The private aerospace company SpaceX will launch its powerful Starship rocket this Saturday from Texas, the largest ship in the world with which NASA seeks to return to the Moon.
If everything goes well, The Starship will take off from the SpaceX facilities in the town of Boca Chica, in the extreme south of Texas (USA), and it will do so powered by the first stage of the rocket, the Super Heavy launcher with 33 Raptor engines.
SpaceX is scheduled to launch starting at 7 am (local time) with a two-hour window. The ship, which together with the booster rocket measures 121 meters high, is expected to reach its orbit and make an almost complete revolution around the planet to complete its journey in the waters of the Pacific Ocean, near Hawaii.
And the space industry is looking forward to this test flight, initially scheduled for this Friday, after a first attempt that ended in a massive explosion.
On April 20, SpaceX was forced to explode an uncrewed Starship rocket four minutes after taking off from the launch base because the first stage booster did not separate from the ship. The ship disintegrated into a fireball and crashed into the Gulf of Mexico, sending a cloud of dust over a city several kilometers away.
(Also read: Why did Elon Musk’s Starship superrocket explode in mid-air?)
After a month-long investigation, The United States Federal Aviation Administration finally authorized SpaceX to try again on Wednesday, despite objections from conservation groups and an ongoing lawsuit against the regulator for allegedly failing to conduct sufficient environmental impact assessments.
The firm has made some improvements, among them one related to the separation process and by which the second stage, the Starship itself, will turn on its engines during the same separation process, and not after, in order to achieve more power.
(In other topics: How likely is it that Donald Trump will end up convicted by the US justice system?)

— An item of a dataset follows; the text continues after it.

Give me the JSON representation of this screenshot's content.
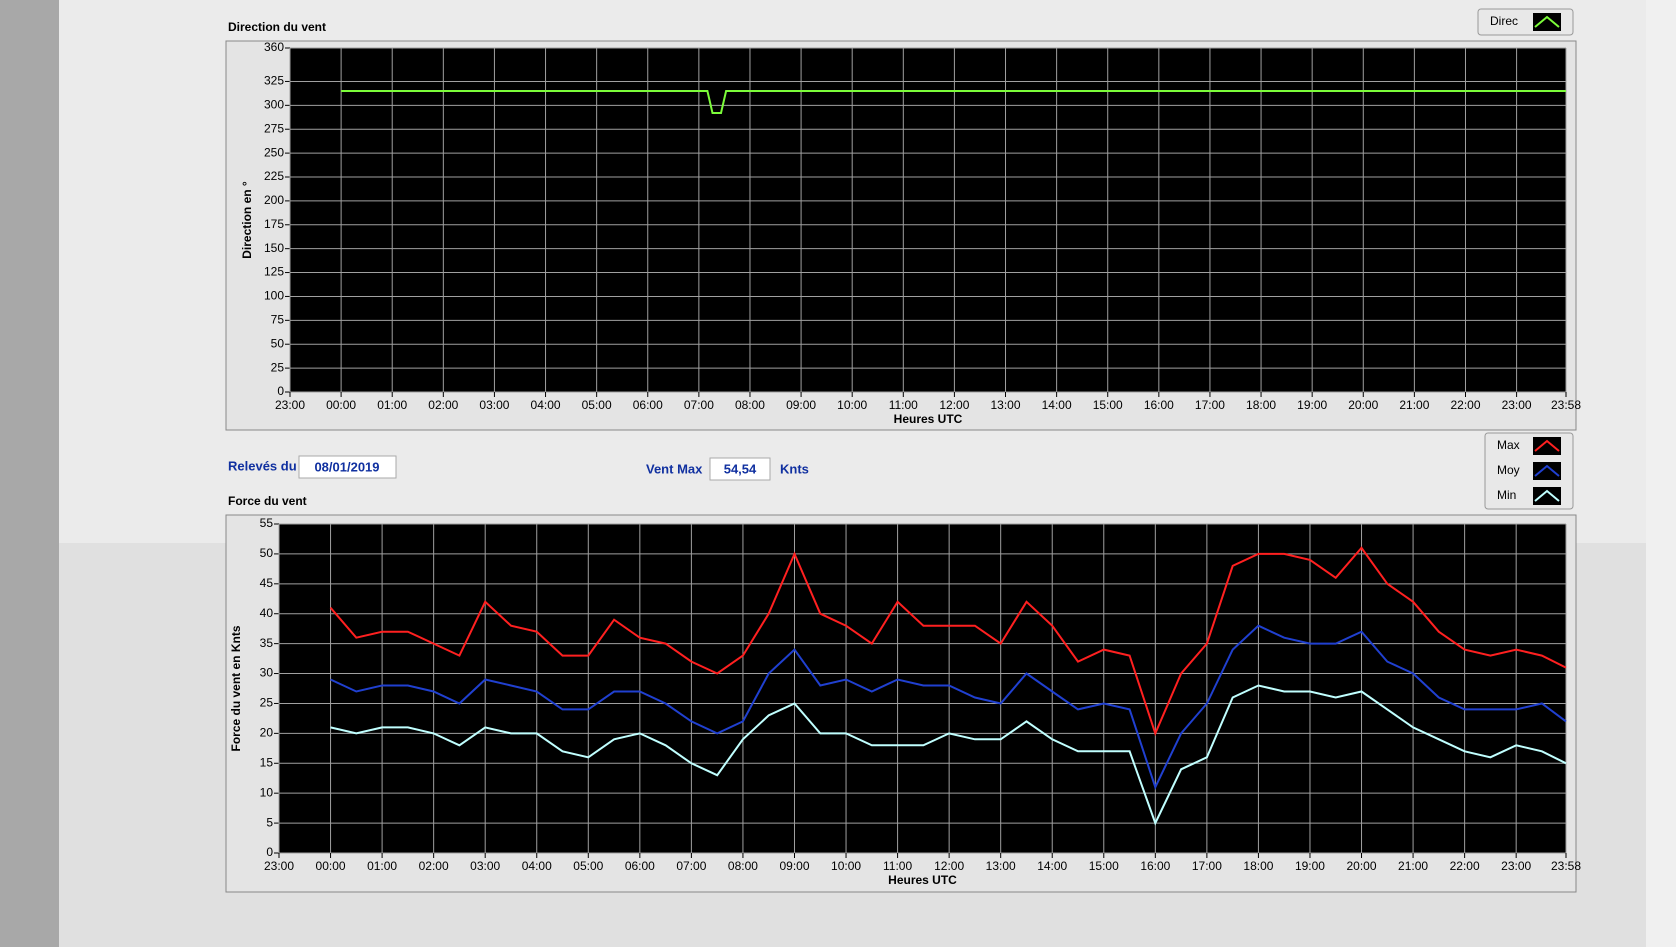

Changes have also been made to the Starbase launch pad, in Texas, to mitigate the effects of the first stage engines, and which constitutes one of the aspects analyzed by the FAA after the first test carried out on the morning of April 20 .SpaceX plans to use the Starship, a fully reusable spacecraft that produces more thrust than any other in history, as a vehicle to colonize Mars in the future.
The US space agency is also closely monitoring the results of the test flight, given that The Starship will be responsible for taking the astronauts of the manned Artemis III mission to the lunar surface, a trip initially contemplated for the year 2025.
The Artemis program, with which NASA will return to the Earth satellite after more than 50 years, has the Space Launch System (SLS) launch rocket and the Orion capsule, which have already been tested in the unmanned mission Artemis I, which between November and December 2022 orbited the Moon and then returned to Earth.
According to some specialized media, the US space agency, which is in a race with China that has the Moon as its goal, has spent some 4 billion dollars (3.6 billion euros) on the development of the Starship.